Hello. I have a question about cached tasks with p...
# flyte-support
c
Hello. I have a question about cached tasks with pandas dataframes as inputs. https://docs.flyte.org/projects/cookbook/en/v0.3.66/auto/core/flyte_basics/task_cache.html#caching-of-non-flyte-offloaded-objects describes how to configure the
HashMethod
so that the hash can be used to check for a previously cached result. However I can't work out how to do this when the task is launched dynamically. If you run
dynamic_workflow
from my attached example multiple times you will see that the
process_data
task gets re-computed each time. I'm not sure if I missing something or if this is unsupported.
m
what does your dataframe contain, have you confirmed hash_pandas_dataframe generates same hash in each runs
c
I have not explicitly checked the hash but if I do the same thing with static tasks it works as expected. I'm just using the hash function from the flyte docs.
m
i see, then its not related to that 😅 do you see the small check mark saying execution is cached
f
Will try
Cc @tall-lock-23197 / @high-accountant-32689 can either of you try if at keyboard
cc @high-accountant-32689 I tried this, and @calm-pilot-2010 is right, we do not cache the dynamic workflow tasks in this way. Is the "Hash" value not computed? Let me actually look into the actual intermediate values
The hash value exists
Copy code
...
"full_outputs": {
"literals": {
"o0": {
"scalar": {
"structured_dataset": {
"uri": "<s3://my-s3-bucket/data/r4/f9dab720d67a242a5abb-fabn1cay-0/4de7a86075b8ad656c12555aea89bc14>",
"metadata": {
"structured_dataset_type": {
"format": "parquet"
}
}
}
},
"hash": "0        843980084580590629\n1      18198708973748498431\n2      17076221967822531503\n3      12993900499373406413\n4       9273754782203642490\n               ...         \n173     5634508623394073396\n174     6630791936465087689\n175     2882766373253673557\n176     1418935499778223063\n177     2600902136869639931\nLength: 178, dtype: uint64"
}
}

}
...
@calm-pilot-2010 also the hash calculation is weird, there is pandas hash method included with flytekit
@high-accountant-32689 / @hallowed-mouse-14616 - I tried the example in multiple ways. I think there is a problem with hash methods. I tried regular primitive input that worked, cache outside of dynamic worked
Copy code
from typing import Annotated, List

import pandas as pd
from sklearn.datasets import load_wine

from flytekit import HashMethod, dynamic, task, workflow


def hash_pandas_dataframe(df: pd.DataFrame) -> str:
    return str(pd.util.hash_pandas_object(df))

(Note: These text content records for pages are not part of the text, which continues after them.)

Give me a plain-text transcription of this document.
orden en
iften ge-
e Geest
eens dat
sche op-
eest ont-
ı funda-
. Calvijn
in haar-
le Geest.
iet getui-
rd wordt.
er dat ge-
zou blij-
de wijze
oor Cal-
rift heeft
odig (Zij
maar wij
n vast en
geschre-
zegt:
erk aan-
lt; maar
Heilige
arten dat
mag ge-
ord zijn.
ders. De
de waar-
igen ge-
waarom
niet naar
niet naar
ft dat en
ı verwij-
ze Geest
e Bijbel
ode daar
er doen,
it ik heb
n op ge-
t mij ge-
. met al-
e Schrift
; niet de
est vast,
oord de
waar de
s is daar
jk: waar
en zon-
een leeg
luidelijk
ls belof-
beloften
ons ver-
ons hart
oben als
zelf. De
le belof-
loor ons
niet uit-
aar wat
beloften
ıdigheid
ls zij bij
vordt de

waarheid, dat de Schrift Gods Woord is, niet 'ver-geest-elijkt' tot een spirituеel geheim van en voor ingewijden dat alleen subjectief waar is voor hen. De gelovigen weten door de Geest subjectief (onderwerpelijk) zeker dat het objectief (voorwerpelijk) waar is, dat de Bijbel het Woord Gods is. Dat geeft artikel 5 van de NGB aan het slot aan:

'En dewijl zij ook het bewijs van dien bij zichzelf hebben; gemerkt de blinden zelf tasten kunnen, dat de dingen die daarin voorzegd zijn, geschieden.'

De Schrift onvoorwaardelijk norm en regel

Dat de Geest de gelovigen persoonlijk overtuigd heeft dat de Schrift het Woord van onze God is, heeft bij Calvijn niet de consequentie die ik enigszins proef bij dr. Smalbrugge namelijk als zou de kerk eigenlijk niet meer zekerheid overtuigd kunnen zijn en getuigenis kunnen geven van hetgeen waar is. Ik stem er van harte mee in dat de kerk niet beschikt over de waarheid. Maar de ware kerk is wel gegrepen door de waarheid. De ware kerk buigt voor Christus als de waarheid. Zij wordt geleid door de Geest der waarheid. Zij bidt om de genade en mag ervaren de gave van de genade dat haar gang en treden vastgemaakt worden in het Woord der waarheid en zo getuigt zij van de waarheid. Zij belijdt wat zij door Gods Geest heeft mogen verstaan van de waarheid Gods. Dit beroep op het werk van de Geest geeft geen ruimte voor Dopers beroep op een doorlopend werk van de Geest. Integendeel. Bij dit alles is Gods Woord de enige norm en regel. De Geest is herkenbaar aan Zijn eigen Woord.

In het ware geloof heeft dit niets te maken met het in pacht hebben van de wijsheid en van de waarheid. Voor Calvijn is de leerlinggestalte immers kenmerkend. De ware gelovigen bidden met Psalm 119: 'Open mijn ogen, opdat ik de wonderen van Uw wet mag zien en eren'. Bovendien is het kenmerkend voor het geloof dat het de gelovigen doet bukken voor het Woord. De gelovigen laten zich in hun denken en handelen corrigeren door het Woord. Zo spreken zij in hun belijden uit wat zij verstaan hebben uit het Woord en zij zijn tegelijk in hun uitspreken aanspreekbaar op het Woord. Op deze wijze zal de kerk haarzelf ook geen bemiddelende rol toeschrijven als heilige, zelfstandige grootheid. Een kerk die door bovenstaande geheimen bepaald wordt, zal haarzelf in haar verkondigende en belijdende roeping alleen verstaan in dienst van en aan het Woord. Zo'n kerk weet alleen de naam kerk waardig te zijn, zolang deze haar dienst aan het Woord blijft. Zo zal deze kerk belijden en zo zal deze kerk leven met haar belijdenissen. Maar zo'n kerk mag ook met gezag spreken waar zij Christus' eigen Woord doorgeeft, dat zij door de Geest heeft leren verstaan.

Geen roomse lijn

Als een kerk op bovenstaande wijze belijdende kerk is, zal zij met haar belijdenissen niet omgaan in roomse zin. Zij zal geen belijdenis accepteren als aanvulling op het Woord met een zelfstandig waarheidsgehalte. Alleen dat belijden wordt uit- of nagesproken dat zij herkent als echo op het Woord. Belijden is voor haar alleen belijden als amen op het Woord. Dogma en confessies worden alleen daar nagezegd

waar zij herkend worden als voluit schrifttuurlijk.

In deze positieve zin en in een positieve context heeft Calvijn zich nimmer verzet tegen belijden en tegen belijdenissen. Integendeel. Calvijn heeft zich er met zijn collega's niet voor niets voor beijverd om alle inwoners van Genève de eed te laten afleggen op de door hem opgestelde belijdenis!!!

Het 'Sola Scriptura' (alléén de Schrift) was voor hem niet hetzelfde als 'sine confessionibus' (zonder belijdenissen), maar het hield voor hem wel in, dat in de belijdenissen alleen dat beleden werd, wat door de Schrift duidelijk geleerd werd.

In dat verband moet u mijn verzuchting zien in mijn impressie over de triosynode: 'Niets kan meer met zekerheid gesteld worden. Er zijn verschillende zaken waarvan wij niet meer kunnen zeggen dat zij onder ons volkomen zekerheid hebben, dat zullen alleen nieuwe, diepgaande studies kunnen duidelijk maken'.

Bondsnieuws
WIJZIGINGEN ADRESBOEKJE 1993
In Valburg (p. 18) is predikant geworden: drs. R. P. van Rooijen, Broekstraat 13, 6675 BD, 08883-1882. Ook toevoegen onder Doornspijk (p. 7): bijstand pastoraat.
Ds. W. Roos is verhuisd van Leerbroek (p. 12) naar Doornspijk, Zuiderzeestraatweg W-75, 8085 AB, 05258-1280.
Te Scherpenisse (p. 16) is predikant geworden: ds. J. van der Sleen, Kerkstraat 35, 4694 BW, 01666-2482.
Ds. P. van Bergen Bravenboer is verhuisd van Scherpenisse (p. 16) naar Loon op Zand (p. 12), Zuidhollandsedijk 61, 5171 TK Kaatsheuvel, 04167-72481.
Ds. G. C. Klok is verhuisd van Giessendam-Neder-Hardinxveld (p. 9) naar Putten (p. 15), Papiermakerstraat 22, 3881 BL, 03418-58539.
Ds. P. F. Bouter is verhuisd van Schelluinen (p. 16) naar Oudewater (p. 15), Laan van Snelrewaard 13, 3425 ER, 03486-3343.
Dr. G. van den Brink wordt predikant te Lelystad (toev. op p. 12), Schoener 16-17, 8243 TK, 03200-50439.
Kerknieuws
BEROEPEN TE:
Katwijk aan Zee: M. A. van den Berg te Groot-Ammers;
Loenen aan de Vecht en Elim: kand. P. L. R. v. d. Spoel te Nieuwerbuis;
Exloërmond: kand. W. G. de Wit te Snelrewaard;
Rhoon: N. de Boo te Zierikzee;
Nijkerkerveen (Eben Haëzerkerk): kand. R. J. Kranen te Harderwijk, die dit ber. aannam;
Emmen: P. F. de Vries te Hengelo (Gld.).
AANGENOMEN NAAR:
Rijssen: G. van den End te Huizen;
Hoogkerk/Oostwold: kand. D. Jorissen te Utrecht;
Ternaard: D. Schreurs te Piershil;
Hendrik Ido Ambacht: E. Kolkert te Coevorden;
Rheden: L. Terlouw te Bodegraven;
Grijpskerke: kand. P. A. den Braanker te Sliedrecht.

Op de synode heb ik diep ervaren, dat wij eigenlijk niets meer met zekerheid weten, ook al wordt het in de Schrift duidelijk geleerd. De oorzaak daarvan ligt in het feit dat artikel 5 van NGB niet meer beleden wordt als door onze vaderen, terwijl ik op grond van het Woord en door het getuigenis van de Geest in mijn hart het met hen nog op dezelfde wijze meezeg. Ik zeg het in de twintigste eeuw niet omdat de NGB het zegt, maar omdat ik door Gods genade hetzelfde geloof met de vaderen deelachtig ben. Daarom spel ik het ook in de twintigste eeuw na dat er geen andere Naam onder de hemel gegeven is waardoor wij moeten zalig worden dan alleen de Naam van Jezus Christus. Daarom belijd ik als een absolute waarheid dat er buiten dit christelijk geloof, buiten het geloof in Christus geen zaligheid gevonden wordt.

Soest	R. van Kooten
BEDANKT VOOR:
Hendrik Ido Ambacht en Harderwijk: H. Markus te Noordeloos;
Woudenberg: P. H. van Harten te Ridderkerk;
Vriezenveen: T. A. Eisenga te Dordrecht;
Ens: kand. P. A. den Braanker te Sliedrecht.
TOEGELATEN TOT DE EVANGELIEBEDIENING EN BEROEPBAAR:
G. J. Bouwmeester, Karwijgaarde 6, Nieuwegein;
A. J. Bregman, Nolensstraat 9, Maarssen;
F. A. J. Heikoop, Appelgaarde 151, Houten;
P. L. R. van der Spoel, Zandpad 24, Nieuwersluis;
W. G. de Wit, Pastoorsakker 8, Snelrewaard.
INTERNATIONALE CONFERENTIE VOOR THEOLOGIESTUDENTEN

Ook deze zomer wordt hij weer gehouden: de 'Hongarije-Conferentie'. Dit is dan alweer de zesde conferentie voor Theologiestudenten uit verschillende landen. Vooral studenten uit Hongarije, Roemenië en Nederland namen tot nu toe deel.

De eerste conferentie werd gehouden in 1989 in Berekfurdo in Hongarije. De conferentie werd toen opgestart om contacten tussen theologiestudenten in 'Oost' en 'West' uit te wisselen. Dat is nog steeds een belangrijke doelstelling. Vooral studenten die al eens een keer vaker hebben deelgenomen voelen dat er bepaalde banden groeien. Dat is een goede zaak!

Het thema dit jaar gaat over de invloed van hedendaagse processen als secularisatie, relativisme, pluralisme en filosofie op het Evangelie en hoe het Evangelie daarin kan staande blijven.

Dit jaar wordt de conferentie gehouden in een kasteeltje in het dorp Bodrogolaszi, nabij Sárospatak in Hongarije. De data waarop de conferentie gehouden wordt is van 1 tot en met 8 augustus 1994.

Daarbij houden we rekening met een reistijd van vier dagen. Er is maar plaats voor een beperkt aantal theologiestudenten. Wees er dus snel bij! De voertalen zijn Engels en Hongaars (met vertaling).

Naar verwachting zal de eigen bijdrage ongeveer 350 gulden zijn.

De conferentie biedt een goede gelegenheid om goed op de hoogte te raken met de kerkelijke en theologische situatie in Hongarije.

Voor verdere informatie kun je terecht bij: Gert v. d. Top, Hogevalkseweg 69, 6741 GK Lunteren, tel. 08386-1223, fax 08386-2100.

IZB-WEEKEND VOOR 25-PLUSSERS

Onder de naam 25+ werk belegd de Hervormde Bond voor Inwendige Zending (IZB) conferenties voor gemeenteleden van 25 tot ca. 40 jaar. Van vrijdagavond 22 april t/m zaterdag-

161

# Type hint to use for pandas dataframes in flyte. This adds information for how to hash them so they can be cached.
# <https://docs.flyte.org/projects/cookbook/en/v0.3.66/auto/core/flyte_basics/task_cache.html#caching-of-non-flyte-offloaded-objects>
CacheablePandasDataFrameT = Annotated[pd.DataFrame, HashMethod(hash_pandas_dataframe)]


@task(cache=True, cache_version="664fedb393489d052c874ddd2c9e7273907cd8ac")
def process_data(df: CacheablePandasDataFrameT) -> CacheablePandasDataFrameT:
    return df.assign(target=lambda x: x["target"].where(x["target"] == 0, 1))


@dynamic(cache=True, cache_version="1.0")
def dynamic_workflow() -> List[CacheablePandasDataFrameT]:
    df = load_wine(as_frame=True).frame
    return [process_data(df=df)]


@task(cache=True, cache_version="1.0")
def load() -> CacheablePandasDataFrameT:
    return load_wine(as_frame=True).frame


@workflow
def wf() -> CacheablePandasDataFrameT:
    return process_data(df=load())


@task(cache=True, cache_version="1")
def process(i: int) -> int:
   return i*i

@dynamic
def foo() -> List[int]:
   return [process(i=10)]
c
Thanks for looking into this. @freezing-airport-6809 your findings are inline with what I found. It always works except when you combine a non-primitive type as input to a dynamically launched task. Should I create a github issue for this? > @calm-pilot-2010 also the hash calculation is weird, there is pandas hash method included with flytekit Could you point me to this. I just copied the hash function from the example in the flyte docs. As far as I can see the same hash function implementation is used in a few flytekit tests but I can't find any others. @freezing-airport-6809 is that snippet you had which shows the hash from the output of the
process_data
task or the
dynamic_workflow
? My guess was that the hash of the
df
created within
dynamic_workflow
is never computed. We don't really provide a type hint for that df so we haven't really told flyte how to compute that hash.
f
No it was Computed I can see it
I am trying to see what’s happening
c
I think is correct to say there is a bug - I'll create a github issue.
Actually it looks like there is already a github issue https://github.com/flyteorg/flyte/issues/3842
👍 1
f
Cc @cool-lifeguard-49380
h
looks like a flytekit issue?
c
I'm not sure. Personally I'm still confused how
flytekit
would know how to hash the df created internally in the
dynamic_workflow
because it doesn't really have an associated type annotation that specifies the
HashMethod
.
f
@calm-pilot-2010 / @cool-lifeguard-49380 / @high-accountant-32689 / @hallowed-mouse-14616 I found the problem. Will post in an issue and the fix should be easy. Just will need backend and flytekit upgrade 😞
🙌 5
cc @hallowed-mouse-14616 / @high-accountant-32689
c
Excited to see that there appears to be a good solution to this problem!! We have a few workflows in which a pytorch module get’s passed to a dynamic workflow and then to a task within it. We need the dynamic workflow and because of this bug, we don’t pass an
nn.Module
around but a pydantic base model (for which we have a simple transformer) which acts as a reference to a
nn.Module
which we “manually” (de)-serialize to and from blob storage …
f
i think this will solve it for good
👍 1
and will allow intra-dynamic workflow hashing
👍 1